Grevillea huegelii, commonly known as comb spider-flower or comb grevillea, is a species of flowering plant in the family Proteaceae and is endemic to southern continental Australia. It is an erect to low-lying shrub with divided leaves with mostly three to eleven sharply-pointed linear lobes, and clusters of red to pink flowers that are silky-hairy on the outside.

==Description==
Grevillea huegelii is an erect to low-lying or straggling shrub that typically grows up to 3 m high and 4 m wide. Its leaves are 10–60 mm long and 7–65 mm wide in outline with mostly three to eleven sharply-pointed, linear lobes 5–40 mm long and 0.7–2.2 mm wide, the edges rolled under obscuring most of the lower surface. The flowers are arranged in loose clusters on a silky-hairy rachis usually 5–14 mm long, the perianth straight, red to pink and silky-hairy on the outside, the pistil 19–29 mm long. Flowering occurs in most months with a peak from July to December, and the fruit is a glabrous follicle 10–12 mm long.

==Taxonomy==
Grevillea huegelii was first formally described in 1845 by Carl Meissner in Johann Georg Christian Lehmann's Plantae Preissianae from specimens collected near the Avon River, near York in 1839. The specific epithet (huegelii) honours Charles von Hügel.

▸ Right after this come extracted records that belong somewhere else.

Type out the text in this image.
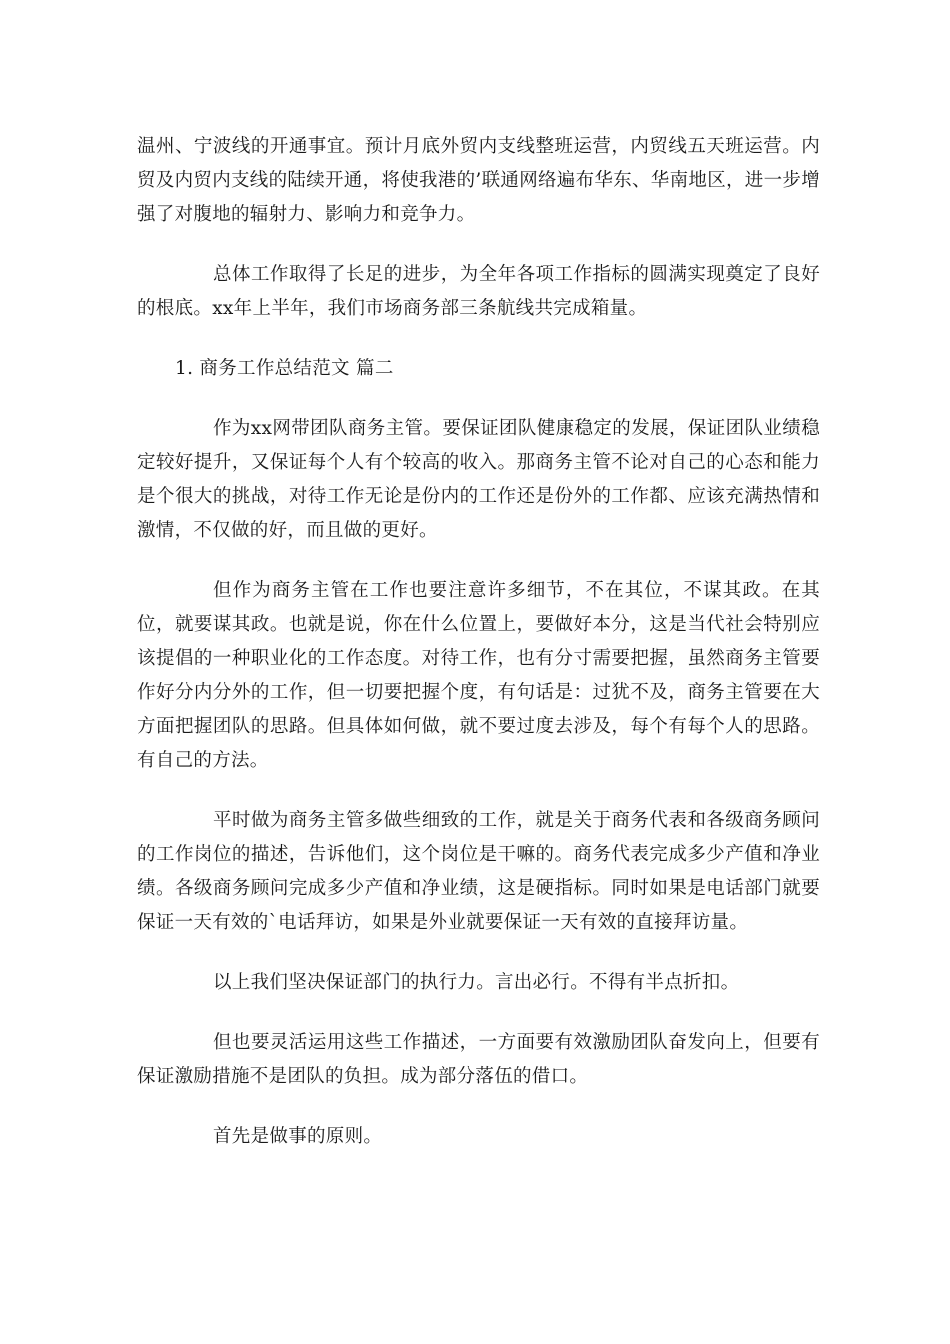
温州、宁波线的开通事宜。预计月底外贸内支线整班运营，内贸线五天班运营。内贸及内贸内支线的陆续开通，将使我港的’联通网络遍布华东、华南地区，进一步增强了对腹地的辐射力、影响力和竞争力。

总体工作取得了长足的进步，为全年各项工作指标的圆满实现奠定了良好的根底。xx年上半年，我们市场商务部三条航线共完成箱量。

1. 商务工作总结范文 篇二

作为xx网带团队商务主管。要保证团队健康稳定的发展，保证团队业绩稳定较好提升，又保证每个人有个较高的收入。那商务主管不论对自己的心态和能力是个很大的挑战，对待工作无论是份内的工作还是份外的工作都、应该充满热情和激情，不仅做的好，而且做的更好。

但作为商务主管在工作也要注意许多细节，不在其位，不谋其政。在其位，就要谋其政。也就是说，你在什么位置上，要做好本分，这是当代社会特别应该提倡的一种职业化的工作态度。对待工作，也有分寸需要把握，虽然商务主管要作好分内分外的工作，但一切要把握个度，有句话是：过犹不及，商务主管要在大方面把握团队的思路。但具体如何做，就不要过度去涉及，每个有每个人的思路。有自己的方法。

平时做为商务主管多做些细致的工作，就是关于商务代表和各级商务顾问的工作岗位的描述，告诉他们，这个岗位是干嘛的。商务代表完成多少产值和净业绩。各级商务顾问完成多少产值和净业绩，这是硬指标。同时如果是电话部门就要保证一天有效的`电话拜访，如果是外业就要保证一天有效的直接拜访量。

以上我们坚决保证部门的执行力。言出必行。不得有半点折扣。

但也要灵活运用这些工作描述，一方面要有效激励团队奋发向上，但要有保证激励措施不是团队的负担。成为部分落伍的借口。

首先是做事的原则。
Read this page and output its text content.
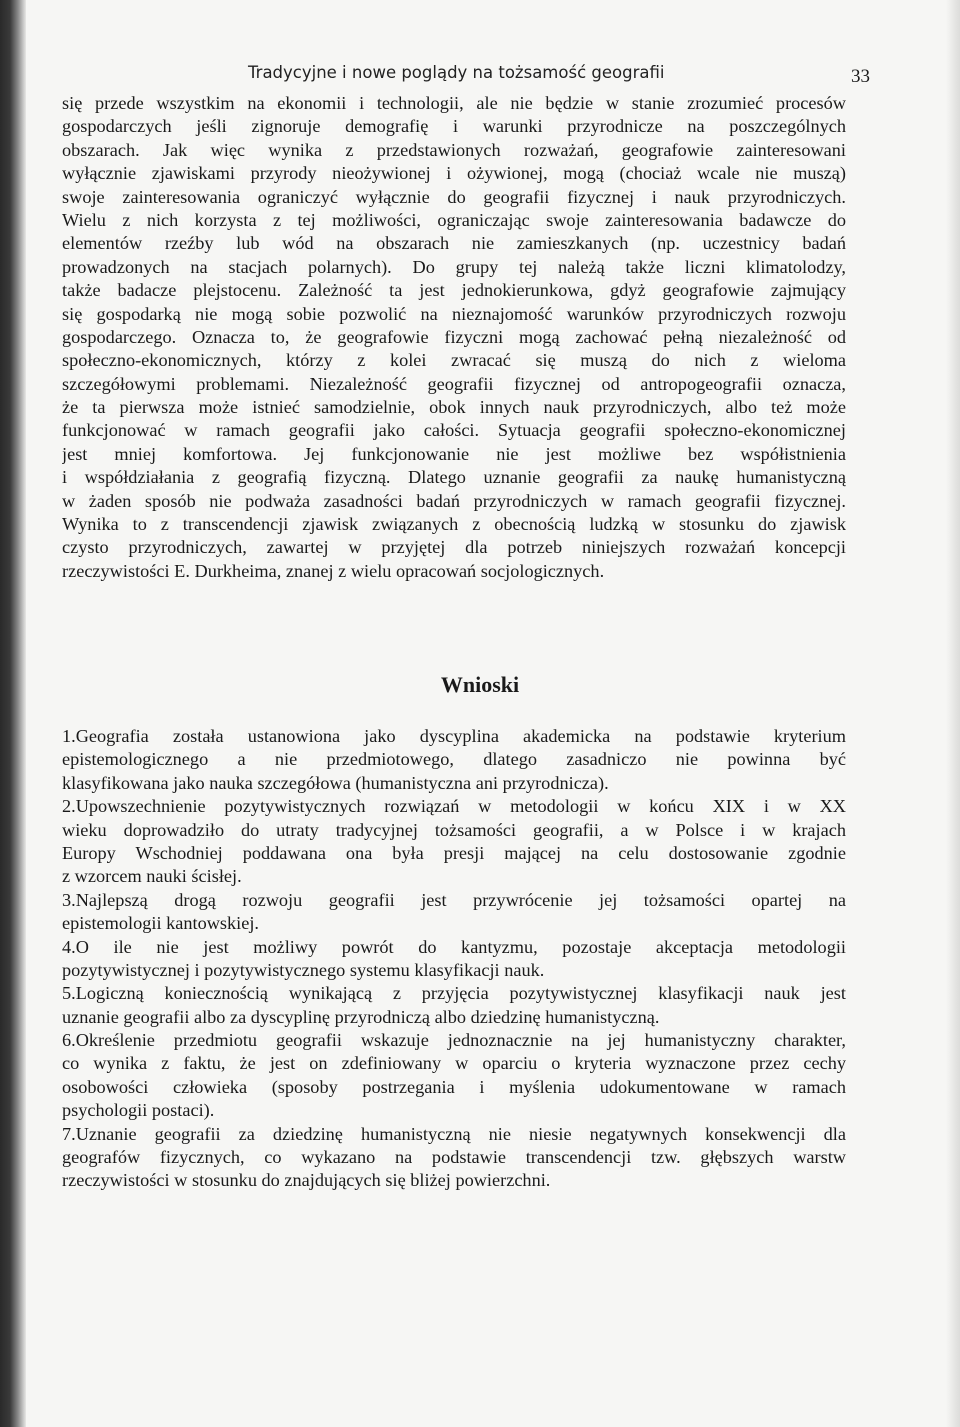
Tradycyjne i nowe poglądy na tożsamość geografii	33
się przede wszystkim na ekonomii i technologii, ale nie będzie w stanie zrozumieć procesów
gospodarczych jeśli zignoruje demografię i warunki przyrodnicze na poszczególnych
obszarach. Jak więc wynika z przedstawionych rozważań, geografowie zainteresowani
wyłącznie zjawiskami przyrody nieożywionej i ożywionej, mogą (chociaż wcale nie muszą)
swoje zainteresowania ograniczyć wyłącznie do geografii fizycznej i nauk przyrodniczych.
Wielu z nich korzysta z tej możliwości, ograniczając swoje zainteresowania badawcze do
elementów rzeźby lub wód na obszarach nie zamieszkanych (np. uczestnicy badań
prowadzonych na stacjach polarnych). Do grupy tej należą także liczni klimatolodzy,
także badacze plejstocenu. Zależność ta jest jednokierunkowa, gdyż geografowie zajmujący
się gospodarką nie mogą sobie pozwolić na nieznajomość warunków przyrodniczych rozwoju
gospodarczego. Oznacza to, że geografowie fizyczni mogą zachować pełną niezależność od
społeczno-ekonomicznych, którzy z kolei zwracać się muszą do nich z wieloma
szczegółowymi problemami. Niezależność geografii fizycznej od antropogeografii oznacza,
że ta pierwsza może istnieć samodzielnie, obok innych nauk przyrodniczych, albo też może
funkcjonować w ramach geografii jako całości. Sytuacja geografii społeczno-ekonomicznej
jest mniej komfortowa. Jej funkcjonowanie nie jest możliwe bez współistnienia
i współdziałania z geografią fizyczną. Dlatego uznanie geografii za naukę humanistyczną
w żaden sposób nie podważa zasadności badań przyrodniczych w ramach geografii fizycznej.
Wynika to z transcendencji zjawisk związanych z obecnością ludzką w stosunku do zjawisk
czysto przyrodniczych, zawartej w przyjętej dla potrzeb niniejszych rozważań koncepcji
rzeczywistości E. Durkheima, znanej z wielu opracowań socjologicznych.
Wnioski
1.Geografia została ustanowiona jako dyscyplina akademicka na podstawie kryterium
epistemologicznego a nie przedmiotowego, dlatego zasadniczo nie powinna być
klasyfikowana jako nauka szczegółowa (humanistyczna ani przyrodnicza).
2.Upowszechnienie pozytywistycznych rozwiązań w metodologii w końcu XIX i w XX
wieku doprowadziło do utraty tradycyjnej tożsamości geografii, a w Polsce i w krajach
Europy Wschodniej poddawana ona była presji mającej na celu dostosowanie zgodnie
z wzorcem nauki ścisłej.
3.Najlepszą drogą rozwoju geografii jest przywrócenie jej tożsamości opartej na
epistemologii kantowskiej.
4.O ile nie jest możliwy powrót do kantyzmu, pozostaje akceptacja metodologii
pozytywistycznej i pozytywistycznego systemu klasyfikacji nauk.
5.Logiczną koniecznością wynikającą z przyjęcia pozytywistycznej klasyfikacji nauk jest
uznanie geografii albo za dyscyplinę przyrodniczą albo dziedzinę humanistyczną.
6.Określenie przedmiotu geografii wskazuje jednoznacznie na jej humanistyczny charakter,
co wynika z faktu, że jest on zdefiniowany w oparciu o kryteria wyznaczone przez cechy
osobowości człowieka (sposoby postrzegania i myślenia udokumentowane w ramach
psychologii postaci).
7.Uznanie geografii za dziedzinę humanistyczną nie niesie negatywnych konsekwencji dla
geografów fizycznych, co wykazano na podstawie transcendencji tzw. głębszych warstw
rzeczywistości w stosunku do znajdujących się bliżej powierzchni.
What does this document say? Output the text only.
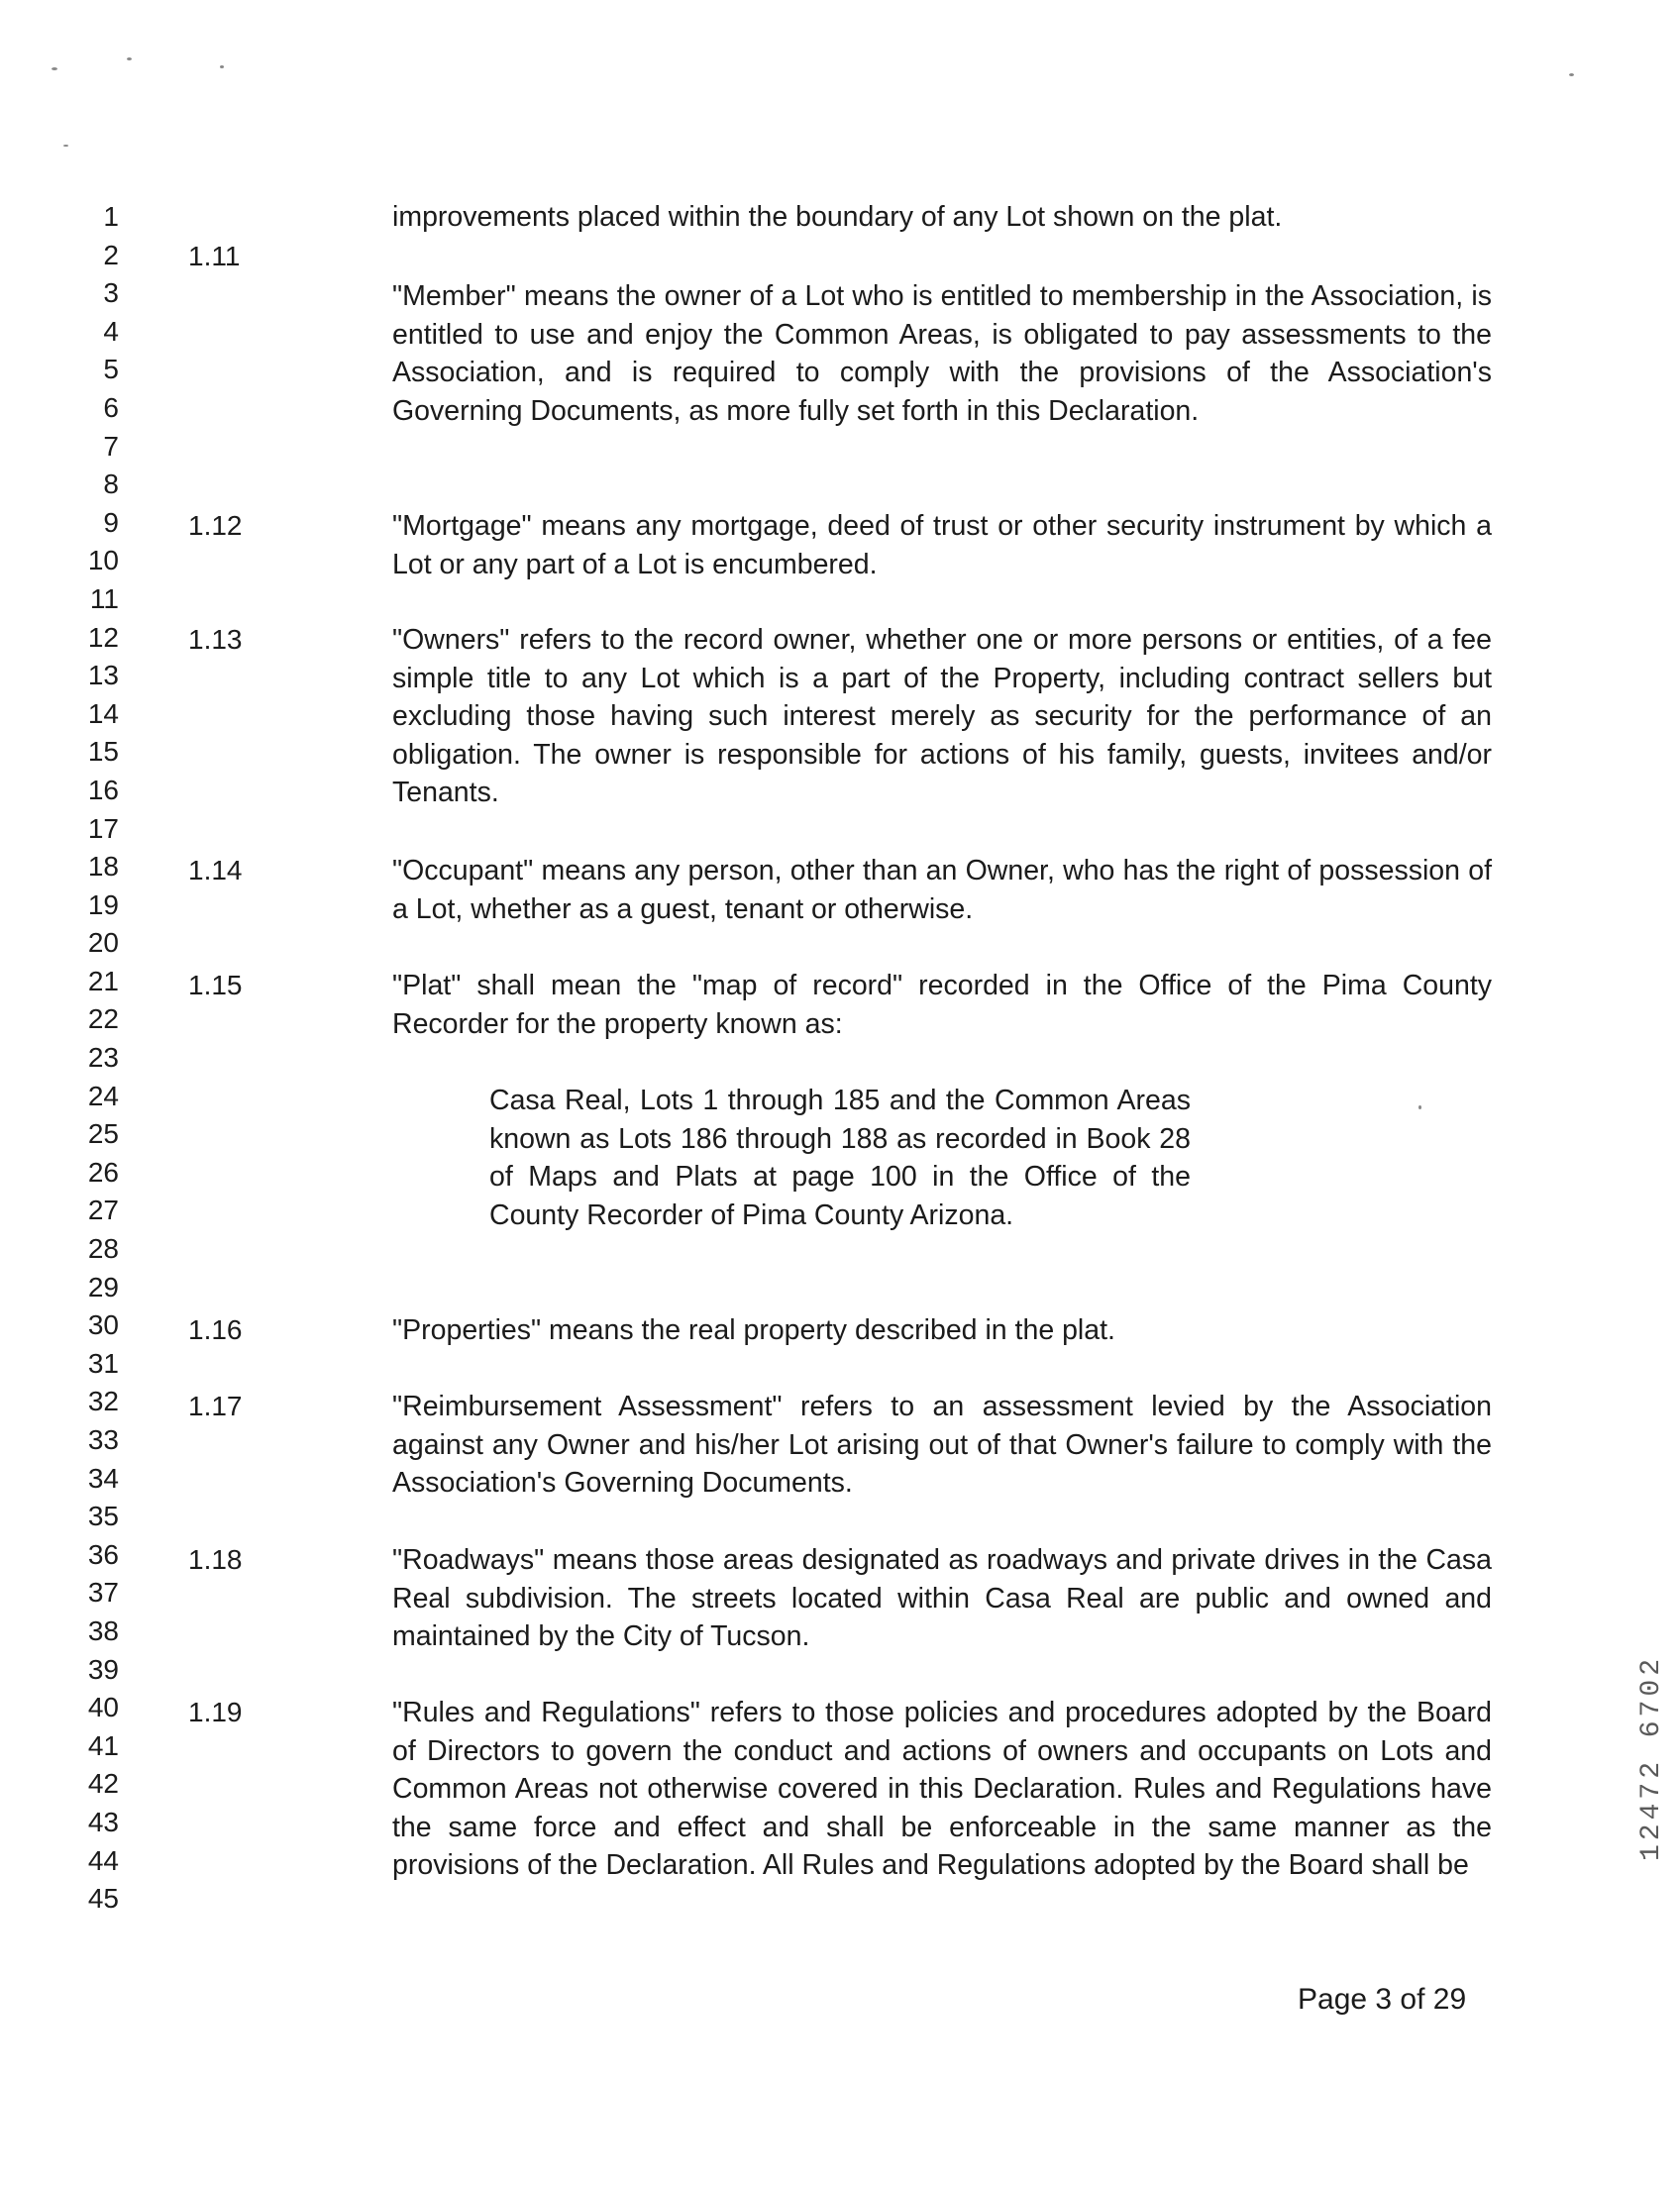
1
2
3
4
5
6
7
8
9
10
11
12
13
14
15
16
17
18
19
20
21
22
23
24
25
26
27
28
29
30
31
32
33
34
35
36
37
38
39
40
41
42
43
44
45
improvements placed within the boundary of any Lot shown on the plat.
1.11
"Member" means the owner of a Lot who is entitled to membership in the Association, is entitled to use and enjoy the Common Areas, is obligated to pay assessments to the Association, and is required to comply with the provisions of the Association's Governing Documents, as more fully set forth in this Declaration.
1.12	"Mortgage" means any mortgage, deed of trust or other security instrument by which a Lot or any part of a Lot is encumbered.
1.13	"Owners" refers to the record owner, whether one or more persons or entities, of a fee simple title to any Lot which is a part of the Property, including contract sellers but excluding those having such interest merely as security for the performance of an obligation. The owner is responsible for actions of his family, guests, invitees and/or Tenants.
1.14	"Occupant" means any person, other than an Owner, who has the right of possession of a Lot, whether as a guest, tenant or otherwise.
1.15	"Plat" shall mean the "map of record" recorded in the Office of the Pima County Recorder for the property known as:
Casa Real, Lots 1 through 185 and the Common Areas known as Lots 186 through 188 as recorded in Book 28 of Maps and Plats at page 100 in the Office of the County Recorder of Pima County Arizona.
1.16	"Properties" means the real property described in the plat.
1.17	"Reimbursement Assessment" refers to an assessment levied by the Association against any Owner and his/her Lot arising out of that Owner's failure to comply with the Association's Governing Documents.
1.18	"Roadways" means those areas designated as roadways and private drives in the Casa Real subdivision. The streets located within Casa Real are public and owned and maintained by the City of Tucson.
1.19	"Rules and Regulations" refers to those policies and procedures adopted by the Board of Directors to govern the conduct and actions of owners and occupants on Lots and Common Areas not otherwise covered in this Declaration. Rules and Regulations have the same force and effect and shall be enforceable in the same manner as the provisions of the Declaration. All Rules and Regulations adopted by the Board shall be
Page 3 of 29
12472 6702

==Distribution and habitat==
Comb spider-flower grows in a variety of habitats, including mallee woodland and heath and has a disjunct distribution in southern continental Australia. In Western Australia it is widespread from Moora to Borden and east to Cundeelee and Balladonia. It is also widespread in the southern half of South Australia, the north-west of Victoria and in western New South Wales.

==Conservation status==
Grevillea huegelii is listed as least concern on the IUCN Red List of Threatened Species and as not threatened by the Western Australian Government Department of Biodiversity, Conservation and Attractions.

The species has experienced rapid declines and significant habitat loss due to land clearing for agricultural purposes. Its population is believed to be declining and it is limited to roadside verges within much of its distribution. However, this threat is not significant enough to warrant a threatened category, as the species has a vast and widespread distribution where it is locally common and substantial habitat remains.